“I’ve known the harsh reality of Black people in America for my entire life, and I’ve learned more about how medicine has played a part in our oppression over the past few years. It’s hard to hold, and has become especially difficult during this time. I’m afraid to leave my house after dark. I’m terrified for my brothers, who are 30 and 21, full of life, hilarious and handsome and strong. I wouldn’t know what to do if their lives were ended abruptly and violently, and it’s a real risk to be Black in America in 2020. I’m so angry; I’m exhausted, frustrated, and desperately sad.”—Alex Coston
By Alex Coston
Editor’s Note: This essay was first shared on June 5, 2020 at Tufts University School of Medicine’s Town Hall on Racism.

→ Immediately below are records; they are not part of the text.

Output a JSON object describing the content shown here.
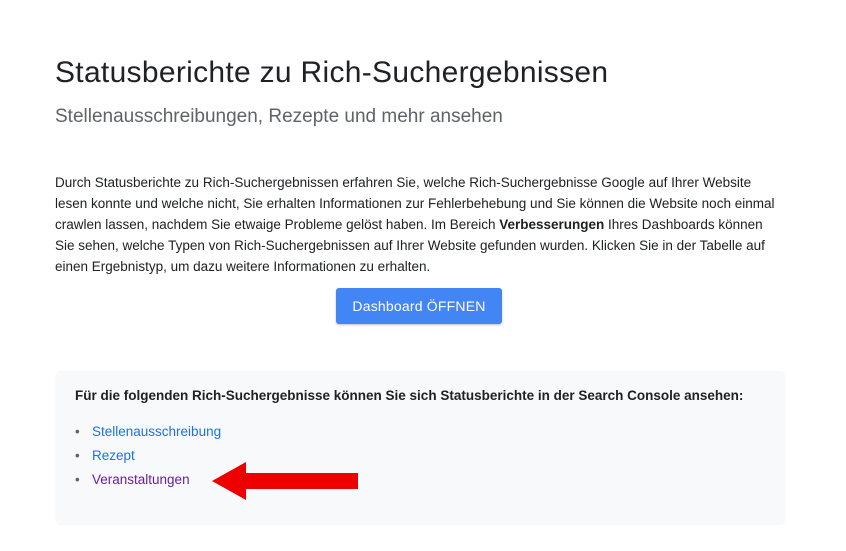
{
  "header": {
    "title": "Statusberichte zu Rich-Suchergebnissen",
    "subtitle": "Stellenausschreibungen, Rezepte und mehr ansehen"
  },
  "intro": {
    "text_before_bold": "Durch Statusberichte zu Rich-Suchergebnissen erfahren Sie, welche Rich-Suchergebnisse Google auf Ihrer Website lesen konnte und welche nicht, Sie erhalten Informationen zur Fehlerbehebung und Sie können die Website noch einmal crawlen lassen, nachdem Sie etwaige Probleme gelöst haben. Im Bereich ",
    "bold": "Verbesserungen",
    "text_after_bold": " Ihres Dashboards können Sie sehen, welche Typen von Rich-Suchergebnissen auf Ihrer Website gefunden wurden. Klicken Sie in der Tabelle auf einen Ergebnistyp, um dazu weitere Informationen zu erhalten."
  },
  "cta": {
    "label": "Dashboard ÖFFNEN"
  },
  "panel": {
    "heading": "Für die folgenden Rich-Suchergebnisse können Sie sich Statusberichte in der Search Console ansehen:",
    "bullet": "•",
    "items": [
      {
        "label": "Stellenausschreibung"
      },
      {
        "label": "Rezept"
      },
      {
        "label": "Veranstaltungen"
      }
    ]
  },
  "annotation": {
    "arrow_color": "#ee0000",
    "icon": "left-arrow-icon"
  },
  "colors": {
    "accent": "#4285f4",
    "link": "#1a73e8",
    "visited_link": "#681da8",
    "panel_background": "#f8f9fa"
  }
}
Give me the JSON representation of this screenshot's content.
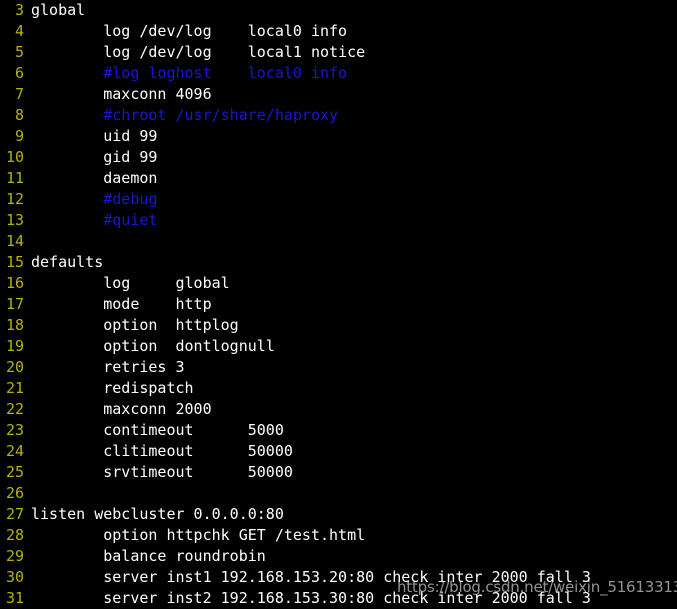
{
  "editor": {
    "kind": "terminal-text-editor",
    "background_color": "#000000",
    "line_number_color": "#b3b300",
    "text_color": "#ffffff",
    "comment_color": "#1818cf",
    "first_visible_line": 3,
    "last_visible_line": 31,
    "lines": [
      {
        "num": "3",
        "text": "global",
        "comment": false
      },
      {
        "num": "4",
        "text": "        log /dev/log    local0 info",
        "comment": false
      },
      {
        "num": "5",
        "text": "        log /dev/log    local1 notice",
        "comment": false
      },
      {
        "num": "6",
        "text": "        #log loghost    local0 info",
        "comment": true
      },
      {
        "num": "7",
        "text": "        maxconn 4096",
        "comment": false
      },
      {
        "num": "8",
        "text": "        #chroot /usr/share/haproxy",
        "comment": true
      },
      {
        "num": "9",
        "text": "        uid 99",
        "comment": false
      },
      {
        "num": "10",
        "text": "        gid 99",
        "comment": false
      },
      {
        "num": "11",
        "text": "        daemon",
        "comment": false
      },
      {
        "num": "12",
        "text": "        #debug",
        "comment": true
      },
      {
        "num": "13",
        "text": "        #quiet",
        "comment": true
      },
      {
        "num": "14",
        "text": "",
        "comment": false
      },
      {
        "num": "15",
        "text": "defaults",
        "comment": false
      },
      {
        "num": "16",
        "text": "        log     global",
        "comment": false
      },
      {
        "num": "17",
        "text": "        mode    http",
        "comment": false
      },
      {
        "num": "18",
        "text": "        option  httplog",
        "comment": false
      },
      {
        "num": "19",
        "text": "        option  dontlognull",
        "comment": false
      },
      {
        "num": "20",
        "text": "        retries 3",
        "comment": false
      },
      {
        "num": "21",
        "text": "        redispatch",
        "comment": false
      },
      {
        "num": "22",
        "text": "        maxconn 2000",
        "comment": false
      },
      {
        "num": "23",
        "text": "        contimeout      5000",
        "comment": false
      },
      {
        "num": "24",
        "text": "        clitimeout      50000",
        "comment": false
      },
      {
        "num": "25",
        "text": "        srvtimeout      50000",
        "comment": false
      },
      {
        "num": "26",
        "text": "",
        "comment": false
      },
      {
        "num": "27",
        "text": "listen webcluster 0.0.0.0:80",
        "comment": false
      },
      {
        "num": "28",
        "text": "        option httpchk GET /test.html",
        "comment": false
      },
      {
        "num": "29",
        "text": "        balance roundrobin",
        "comment": false
      },
      {
        "num": "30",
        "text": "        server inst1 192.168.153.20:80 check inter 2000 fall 3",
        "comment": false
      },
      {
        "num": "31",
        "text": "        server inst2 192.168.153.30:80 check inter 2000 fall 3",
        "comment": false
      }
    ]
  },
  "watermark": {
    "text": "https://blog.csdn.net/weixin_51613313"
  }
}
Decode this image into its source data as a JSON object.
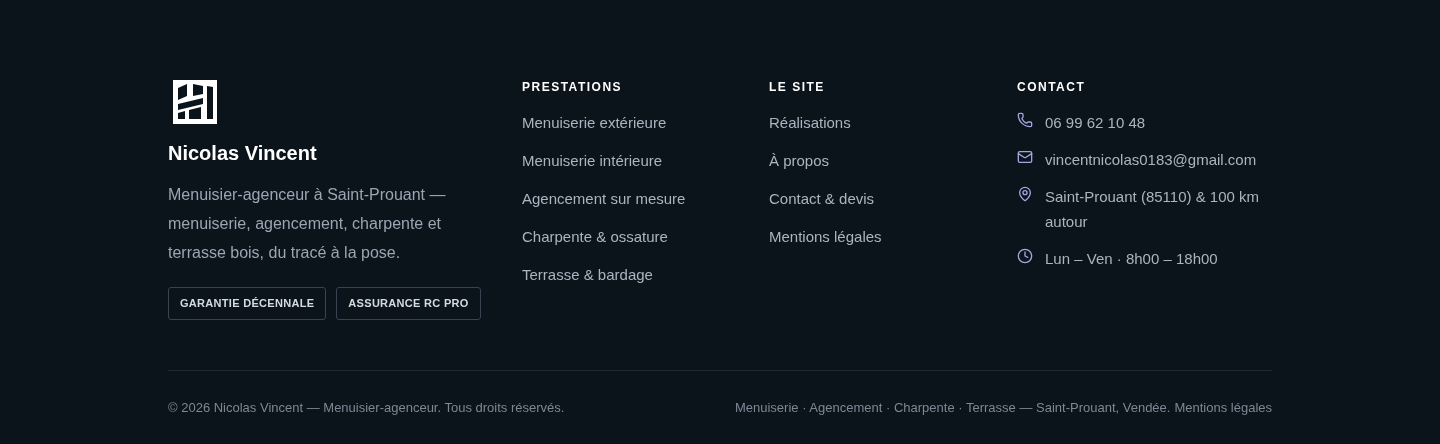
{
  "brand": {
    "name": "Nicolas Vincent",
    "description": "Menuisier-agenceur à Saint-Prouant — menuiserie, agencement, charpente et terrasse bois, du tracé à la pose.",
    "badges": [
      "GARANTIE DÉCENNALE",
      "ASSURANCE RC PRO"
    ]
  },
  "columns": [
    {
      "title": "PRESTATIONS",
      "links": [
        "Menuiserie extérieure",
        "Menuiserie intérieure",
        "Agencement sur mesure",
        "Charpente & ossature",
        "Terrasse & bardage"
      ]
    },
    {
      "title": "LE SITE",
      "links": [
        "Réalisations",
        "À propos",
        "Contact & devis",
        "Mentions légales"
      ]
    }
  ],
  "contact": {
    "title": "CONTACT",
    "items": [
      {
        "kind": "phone",
        "text": "06 99 62 10 48"
      },
      {
        "kind": "email",
        "text": "vincentnicolas0183@gmail.com"
      },
      {
        "kind": "location",
        "text": "Saint-Prouant (85110) & 100 km autour"
      },
      {
        "kind": "hours",
        "text": "Lun – Ven · 8h00 – 18h00"
      }
    ]
  },
  "bottom": {
    "copyright": "© 2026 Nicolas Vincent — Menuisier-agenceur. Tous droits réservés.",
    "tagline": "Menuiserie · Agencement · Charpente · Terrasse — Saint-Prouant, Vendée.",
    "link": "Mentions légales"
  }
}
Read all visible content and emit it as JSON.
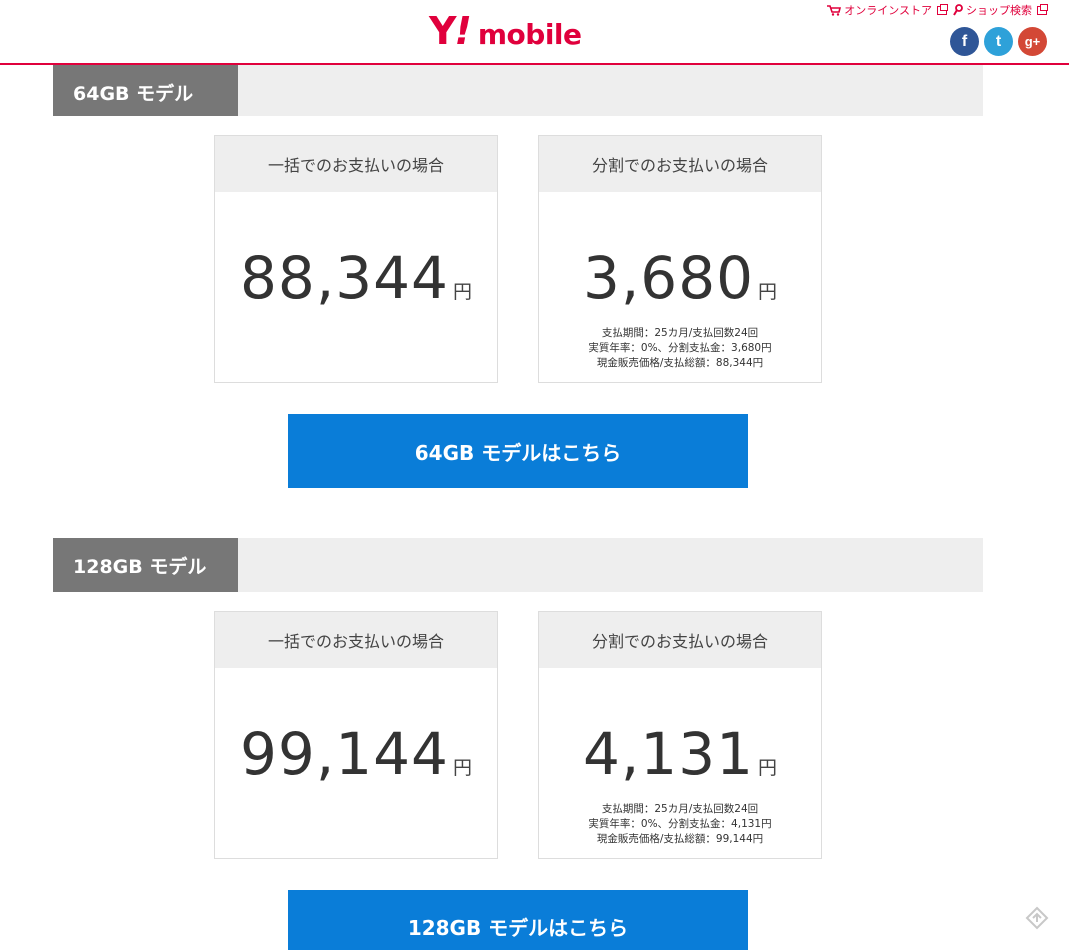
{
  "header": {
    "logo_y": "Y",
    "logo_bang": "!",
    "logo_word": "mobile",
    "online_store": "オンラインストア",
    "shop_search": "ショップ検索",
    "social": {
      "facebook": "f",
      "twitter": "t",
      "google_plus": "g+"
    }
  },
  "colors": {
    "brand": "#e0003c",
    "cta": "#0a7dd8",
    "section_label": "#777777"
  },
  "sections": [
    {
      "title": "64GB モデル",
      "lump": {
        "heading": "一括でのお支払いの場合",
        "amount": "88,344",
        "unit": "円"
      },
      "installment": {
        "heading": "分割でのお支払いの場合",
        "amount": "3,680",
        "unit": "円",
        "notes": [
          "支払期間：25カ月/支払回数24回",
          "実質年率：0%、分割支払金：3,680円",
          "現金販売価格/支払総額：88,344円"
        ]
      },
      "cta": "64GB モデルはこちら"
    },
    {
      "title": "128GB モデル",
      "lump": {
        "heading": "一括でのお支払いの場合",
        "amount": "99,144",
        "unit": "円"
      },
      "installment": {
        "heading": "分割でのお支払いの場合",
        "amount": "4,131",
        "unit": "円",
        "notes": [
          "支払期間：25カ月/支払回数24回",
          "実質年率：0%、分割支払金：4,131円",
          "現金販売価格/支払総額：99,144円"
        ]
      },
      "cta": "128GB モデルはこちら"
    }
  ]
}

BOSTON Massachusetts—(Weekly Hubris)—1 August 2020—I want to start with a moment of silence to remember so many who have been stolen from their families and communities as a direct result of rampant white supremacy, anti-Blackness, and police violence: George Floyd, Ahmaud Arbery, Tony McDade, Breonna Taylor, and too many others.
George Floyd was murdered on May 25, 2020. Protests began the following day in Minneapolis and have catalyzed a swift wave of righteous anger and rebellion that continues to swell across the nation. It’s an important and historic moment, with protests occurring in all 50 states and an electric feeling in the air.
Yet, two months earlier, the night of March 13, a woman named Breonna Taylor was murdered in her home by plainclothes officers. She was an EMT, working at two hospitals as the pandemic was taking hold of our country. Today is her birthday: she would have been 27, the same age as I. There was relative silence for two months after her death. Where was the outrage in March? Where is the justice? Taylor’s death is only one of the more recent tragic murders of Black people, cheated of life and love and joy, and our communities at large did not speak out against it.
A parallel narrative of silence emerges surrounding the Black community’s being disproportionately impacted by the pandemic: the inequities seen now are nothing new; they are only drawn in sharper relief and are more difficult to ignore.
It is clear that racism and white supremacy comprise a public health crisis. This is not news. As an activist who has been consistent in this message, it is both hopeful and frustrating to see the widespread reactions of the past few weeks. Part of me says, “Finally,” but another part whispers, “Where have you been all this time?” The outrage for the loss of Black lives has become all too cyclical and transient over the past decade. Why have we had to tiptoe around this truth, apologize for bringing it up because it made others feel uncomfortable? Why are students terrified to report acts of racism on the wards, for fear of retribution? Why have we been told to be happy with incremental change when we know that Black people continue to be oppressed by structural racism that is embedded in the system we participate in?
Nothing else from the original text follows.